While not nearly as well-publicized as the bill’s bathroom-related portion, the “statewide consistency in regulation of employment and public accommodations” called for in its second part is even more insidious and less subtle in its discriminatory nature. While trans-individuals are still permitted to use single-occupant bathrooms in any setting (convicted pedophiles are still allowed in the multiple-occupancy ones, oddly), they and their LGBTQ+ peers are all vulnerable to the biases of their supervisors.

Such a change matters for both individuals and businesses. For instance, I consciously did not mention my Tinder preferences in the workplace during my internship this past summer, but I did so simply to avoid awkward conversations with my conservative-leaning colleagues, not out of fear for my job. My discretion was not truly necessary since my employer has a well-enforced nondiscrimination policy that encompasses sexual orientation and gender identity and expression. I was fortunate; countless other N.C. firms have no such rules, making it necessary for LGBTQ+ workers to depend on the government for protection from discrimination. Such rules, whether self-imposed or enforced by legislators, make sense; researchers at Forbes, McKinsey and Harvard Business School have found time and time again that a diverse workforce makes for a stronger, more profitable company. Considering how hard Republicans have worked to make North Carolina “business friendly” through tax cuts, you would think they would tolerate, if not outright encourage, more inclusive nondiscrimination ordinances. Sadly that is not the case.
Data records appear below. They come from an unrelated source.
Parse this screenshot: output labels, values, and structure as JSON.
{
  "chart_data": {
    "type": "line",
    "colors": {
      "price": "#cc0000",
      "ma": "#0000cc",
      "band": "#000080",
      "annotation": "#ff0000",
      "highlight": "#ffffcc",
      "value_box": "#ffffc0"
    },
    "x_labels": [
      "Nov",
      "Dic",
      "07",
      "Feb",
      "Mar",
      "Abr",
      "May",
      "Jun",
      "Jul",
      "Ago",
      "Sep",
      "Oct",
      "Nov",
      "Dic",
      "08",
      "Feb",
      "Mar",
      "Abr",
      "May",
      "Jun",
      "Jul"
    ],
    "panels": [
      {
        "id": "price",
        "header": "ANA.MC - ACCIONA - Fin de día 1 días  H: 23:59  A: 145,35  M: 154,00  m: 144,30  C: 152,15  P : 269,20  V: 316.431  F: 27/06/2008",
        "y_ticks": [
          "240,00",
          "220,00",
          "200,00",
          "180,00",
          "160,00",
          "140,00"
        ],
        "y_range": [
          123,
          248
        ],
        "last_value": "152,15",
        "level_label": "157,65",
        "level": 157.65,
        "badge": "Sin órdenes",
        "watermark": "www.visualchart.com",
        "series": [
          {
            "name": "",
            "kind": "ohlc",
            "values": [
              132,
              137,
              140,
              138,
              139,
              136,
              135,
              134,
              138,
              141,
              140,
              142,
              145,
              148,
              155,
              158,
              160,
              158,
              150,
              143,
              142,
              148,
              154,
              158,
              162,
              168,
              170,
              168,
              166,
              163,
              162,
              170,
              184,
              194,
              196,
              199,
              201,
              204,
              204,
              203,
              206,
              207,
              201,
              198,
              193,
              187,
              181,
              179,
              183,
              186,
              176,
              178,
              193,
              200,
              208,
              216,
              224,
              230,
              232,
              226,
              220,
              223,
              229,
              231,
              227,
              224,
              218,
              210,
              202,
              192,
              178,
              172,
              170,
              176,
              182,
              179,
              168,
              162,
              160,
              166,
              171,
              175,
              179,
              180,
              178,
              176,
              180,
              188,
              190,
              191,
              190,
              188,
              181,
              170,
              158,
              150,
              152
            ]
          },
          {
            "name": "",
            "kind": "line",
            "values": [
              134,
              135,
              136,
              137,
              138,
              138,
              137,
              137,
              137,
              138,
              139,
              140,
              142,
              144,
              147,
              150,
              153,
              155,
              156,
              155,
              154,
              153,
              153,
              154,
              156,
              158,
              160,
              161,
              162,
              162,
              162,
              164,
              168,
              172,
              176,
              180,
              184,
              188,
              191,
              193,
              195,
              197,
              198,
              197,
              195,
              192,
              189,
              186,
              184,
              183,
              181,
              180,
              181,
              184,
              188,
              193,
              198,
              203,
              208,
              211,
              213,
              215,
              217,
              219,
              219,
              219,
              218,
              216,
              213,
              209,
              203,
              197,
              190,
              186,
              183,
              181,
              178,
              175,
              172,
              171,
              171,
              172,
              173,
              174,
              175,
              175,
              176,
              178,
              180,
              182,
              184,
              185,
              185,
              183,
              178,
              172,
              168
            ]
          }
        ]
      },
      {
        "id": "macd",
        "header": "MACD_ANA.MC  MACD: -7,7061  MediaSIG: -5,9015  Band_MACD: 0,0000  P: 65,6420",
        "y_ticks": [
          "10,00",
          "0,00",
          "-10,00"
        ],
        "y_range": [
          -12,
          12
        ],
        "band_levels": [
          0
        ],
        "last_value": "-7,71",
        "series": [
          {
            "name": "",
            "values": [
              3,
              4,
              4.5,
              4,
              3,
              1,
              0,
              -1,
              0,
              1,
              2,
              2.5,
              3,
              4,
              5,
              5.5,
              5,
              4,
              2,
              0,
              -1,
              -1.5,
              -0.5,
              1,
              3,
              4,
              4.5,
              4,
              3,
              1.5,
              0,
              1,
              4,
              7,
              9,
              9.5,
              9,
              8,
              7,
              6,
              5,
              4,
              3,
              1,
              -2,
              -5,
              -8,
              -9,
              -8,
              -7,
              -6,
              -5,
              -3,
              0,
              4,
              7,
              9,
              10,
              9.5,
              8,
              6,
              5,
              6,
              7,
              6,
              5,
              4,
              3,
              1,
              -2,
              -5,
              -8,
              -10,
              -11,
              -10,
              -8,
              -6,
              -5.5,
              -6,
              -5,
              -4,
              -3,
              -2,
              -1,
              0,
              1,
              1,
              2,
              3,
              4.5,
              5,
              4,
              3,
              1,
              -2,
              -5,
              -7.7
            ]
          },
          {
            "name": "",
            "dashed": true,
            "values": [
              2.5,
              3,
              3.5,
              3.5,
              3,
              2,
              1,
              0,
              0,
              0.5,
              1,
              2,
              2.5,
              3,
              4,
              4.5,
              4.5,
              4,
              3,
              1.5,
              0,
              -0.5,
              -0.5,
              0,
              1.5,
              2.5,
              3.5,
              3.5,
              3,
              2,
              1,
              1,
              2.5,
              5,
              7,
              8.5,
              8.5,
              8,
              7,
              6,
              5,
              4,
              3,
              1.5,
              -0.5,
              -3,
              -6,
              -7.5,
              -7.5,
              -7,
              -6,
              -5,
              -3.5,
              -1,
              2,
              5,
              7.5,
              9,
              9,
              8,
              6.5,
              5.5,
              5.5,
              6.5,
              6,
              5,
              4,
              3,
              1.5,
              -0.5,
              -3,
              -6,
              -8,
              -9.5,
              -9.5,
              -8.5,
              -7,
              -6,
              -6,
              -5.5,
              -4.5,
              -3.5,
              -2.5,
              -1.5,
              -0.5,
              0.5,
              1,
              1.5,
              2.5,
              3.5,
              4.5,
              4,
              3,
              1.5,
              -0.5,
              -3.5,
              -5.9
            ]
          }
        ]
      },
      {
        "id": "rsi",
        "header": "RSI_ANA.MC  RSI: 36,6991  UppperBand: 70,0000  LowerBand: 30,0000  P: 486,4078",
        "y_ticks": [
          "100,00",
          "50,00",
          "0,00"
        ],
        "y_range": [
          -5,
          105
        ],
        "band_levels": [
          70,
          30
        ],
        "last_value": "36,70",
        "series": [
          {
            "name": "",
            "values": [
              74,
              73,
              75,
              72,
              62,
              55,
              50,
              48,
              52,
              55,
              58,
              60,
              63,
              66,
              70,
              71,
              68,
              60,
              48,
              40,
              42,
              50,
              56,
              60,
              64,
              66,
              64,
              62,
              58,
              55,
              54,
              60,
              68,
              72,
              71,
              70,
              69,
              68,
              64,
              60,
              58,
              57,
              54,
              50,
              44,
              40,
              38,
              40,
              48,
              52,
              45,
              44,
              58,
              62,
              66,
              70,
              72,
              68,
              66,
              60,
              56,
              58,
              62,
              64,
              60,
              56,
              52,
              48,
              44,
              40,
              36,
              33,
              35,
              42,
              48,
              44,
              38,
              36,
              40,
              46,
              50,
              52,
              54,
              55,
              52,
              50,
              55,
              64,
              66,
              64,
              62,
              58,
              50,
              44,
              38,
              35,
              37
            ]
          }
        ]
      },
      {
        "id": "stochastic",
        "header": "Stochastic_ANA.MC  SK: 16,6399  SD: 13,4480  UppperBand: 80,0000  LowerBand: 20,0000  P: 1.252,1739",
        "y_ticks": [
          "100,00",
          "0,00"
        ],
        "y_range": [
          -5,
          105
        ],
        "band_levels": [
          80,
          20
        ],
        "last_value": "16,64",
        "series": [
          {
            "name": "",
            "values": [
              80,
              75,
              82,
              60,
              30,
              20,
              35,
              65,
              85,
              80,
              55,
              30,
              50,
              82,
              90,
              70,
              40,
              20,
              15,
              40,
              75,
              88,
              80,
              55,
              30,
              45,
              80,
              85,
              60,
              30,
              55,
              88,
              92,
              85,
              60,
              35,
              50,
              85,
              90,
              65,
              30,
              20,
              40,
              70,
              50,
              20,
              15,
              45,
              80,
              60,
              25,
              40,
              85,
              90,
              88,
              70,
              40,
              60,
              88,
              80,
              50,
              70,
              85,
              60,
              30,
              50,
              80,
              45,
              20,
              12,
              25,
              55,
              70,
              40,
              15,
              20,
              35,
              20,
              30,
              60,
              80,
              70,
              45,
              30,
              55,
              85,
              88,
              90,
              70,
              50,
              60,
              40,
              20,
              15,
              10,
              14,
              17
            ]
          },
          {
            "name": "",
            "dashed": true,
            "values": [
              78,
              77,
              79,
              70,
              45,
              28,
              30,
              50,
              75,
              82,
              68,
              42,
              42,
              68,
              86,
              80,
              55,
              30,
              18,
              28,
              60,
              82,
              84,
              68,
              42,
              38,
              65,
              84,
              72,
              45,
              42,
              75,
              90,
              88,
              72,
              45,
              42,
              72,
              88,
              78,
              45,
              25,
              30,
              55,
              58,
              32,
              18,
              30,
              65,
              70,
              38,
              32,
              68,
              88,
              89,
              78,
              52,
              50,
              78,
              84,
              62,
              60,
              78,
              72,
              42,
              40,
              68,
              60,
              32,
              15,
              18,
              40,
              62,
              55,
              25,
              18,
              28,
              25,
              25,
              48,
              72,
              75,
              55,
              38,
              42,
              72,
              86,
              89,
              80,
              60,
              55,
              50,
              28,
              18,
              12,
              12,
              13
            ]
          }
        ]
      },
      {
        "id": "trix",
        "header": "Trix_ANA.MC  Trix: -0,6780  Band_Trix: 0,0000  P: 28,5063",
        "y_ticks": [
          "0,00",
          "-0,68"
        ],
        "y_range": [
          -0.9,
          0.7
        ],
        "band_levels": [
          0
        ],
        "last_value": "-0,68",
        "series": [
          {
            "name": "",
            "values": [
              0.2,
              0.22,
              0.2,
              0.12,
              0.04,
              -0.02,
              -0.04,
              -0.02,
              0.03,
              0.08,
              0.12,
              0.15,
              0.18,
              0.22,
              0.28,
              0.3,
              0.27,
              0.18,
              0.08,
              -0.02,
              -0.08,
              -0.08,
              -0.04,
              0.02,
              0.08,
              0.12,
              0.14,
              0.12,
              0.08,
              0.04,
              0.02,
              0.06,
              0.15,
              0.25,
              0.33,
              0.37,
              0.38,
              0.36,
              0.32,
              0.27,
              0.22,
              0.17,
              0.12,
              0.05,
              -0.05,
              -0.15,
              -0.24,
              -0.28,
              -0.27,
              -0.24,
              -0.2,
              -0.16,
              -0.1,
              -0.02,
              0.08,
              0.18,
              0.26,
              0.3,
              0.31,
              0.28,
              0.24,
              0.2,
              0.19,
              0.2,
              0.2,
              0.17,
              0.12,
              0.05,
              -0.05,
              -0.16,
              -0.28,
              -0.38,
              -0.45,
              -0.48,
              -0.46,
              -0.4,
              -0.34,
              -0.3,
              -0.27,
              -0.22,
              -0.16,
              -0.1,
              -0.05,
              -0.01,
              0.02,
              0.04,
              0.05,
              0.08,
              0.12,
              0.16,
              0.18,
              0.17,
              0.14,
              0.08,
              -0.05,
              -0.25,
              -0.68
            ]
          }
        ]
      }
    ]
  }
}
In addition to removing protections against queer North Carolinians, General Assembly members poured salt on their constituents' wounds by incorporating the “Wage and Hour Act” into the bill. This provision further supersedes local authority by forbidding municipality or county leaders from setting a minimum wage at the local level. In other words, companies can pay their employees as little as $7.25 an hour, the current N.C. wage floor, and an amount significantly below the MIT-recommended “living wage” of $10.53 per hour for a single adult not even accounting for the elevated cost of living in urban areas such as the Research Triangle or Charlotte. By pushing through this regressive labor policy despite evidence that North Carolinians actually desire an increased minimum wage, our statesmen and women make it clear that their agenda takes precedence over the will of those who elected them.

Like bootleggers out of the Appalachian Mountains, North Carolina Republicans and their “Democratic” allies—numerous non-GOP politicians approved the House bill—threw together a veritable cocktail brew of transphobia, homophobia and classism. Then, not content to share the hooch of outmoded conservatism only among themselves, they have also poured it down their constituents’ throats in hopes of them developing a tolerance for it. We can only hope this drunken political bacchanal ends with head-splitting hangovers and electoral upsets by leaders less predisposed to unmatched reactionism.

Tom Vosburgh is a Trinity senior and the Editorial Page Editor.